Oliver apologized for the occasional Trump-centricity of his coverage, but said that since the show is going to be off the air for a month, there are a few things he needs to put out there — given that Trump’s campaign is transitioning to new leadership (following Paul Manafort’s departure) and that Trump seems to be taking advice from Roger Ailes, who Oliver calls “a sexually rapacious hardboiled egg.” Turns out anyone with a bad reputation and an off-putting visage can be brought into Oliver’s brilliantly barbed linguistic fantasyland.

Since Trump had been polling poorly (though unfortunately this very weekend it seemed, according to a USC Dornsife/Los Angeles Times tracking poll, that he was doing way better) and at a crossroads in his campaign, Oliver decides, in the clip you can watch below, to weigh Trump’s options. He notes how Trump’s been particularly repetitive in branding himself as a person who always wins — and that it wouldn’t look so good for his brand if he, er, lost. “He’s like an alien attempting to impersonate a human, but his only research was trying to watch Charlie Sheen interviews,” Oliver jabs.

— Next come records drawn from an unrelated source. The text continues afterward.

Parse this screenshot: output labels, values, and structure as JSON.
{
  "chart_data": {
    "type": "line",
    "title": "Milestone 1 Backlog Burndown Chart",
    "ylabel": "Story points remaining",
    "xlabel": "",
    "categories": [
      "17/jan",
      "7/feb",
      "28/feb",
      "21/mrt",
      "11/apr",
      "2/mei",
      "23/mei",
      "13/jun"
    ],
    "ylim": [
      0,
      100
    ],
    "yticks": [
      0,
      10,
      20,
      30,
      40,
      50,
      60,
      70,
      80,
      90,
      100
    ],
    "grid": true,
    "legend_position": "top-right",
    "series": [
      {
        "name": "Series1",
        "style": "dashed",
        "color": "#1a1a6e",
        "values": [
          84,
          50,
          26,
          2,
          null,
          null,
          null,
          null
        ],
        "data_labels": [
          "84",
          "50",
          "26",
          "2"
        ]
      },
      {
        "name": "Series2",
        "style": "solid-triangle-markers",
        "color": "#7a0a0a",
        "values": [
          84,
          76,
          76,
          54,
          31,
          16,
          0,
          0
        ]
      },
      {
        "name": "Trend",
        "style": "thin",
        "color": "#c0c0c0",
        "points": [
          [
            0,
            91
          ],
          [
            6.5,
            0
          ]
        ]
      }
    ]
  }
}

Trump himself said it’d be embarrassing to lose to “crooked Hillary Clinton,” and Oliver says that, indeed, it would be embarrassing to lose, especially to a candidate whose trustworthiness has been rated so low. Oliver says that the other option — actually rebounding from where he is now and winning – wouldn’t be good, either — because then he’d have to live “in government housing” and talk to “fully clothed women” on a daily basis.

He then addresses the following message to Trump, which he assumes he’ll see, since he says, “I’m pretty sure you sleep in a tanning bed made out of TVs playing cable news talking about you.” The message implores Trump to drop out and pretend this whole thing was a “stunt” and a “satire” of a “broken system.”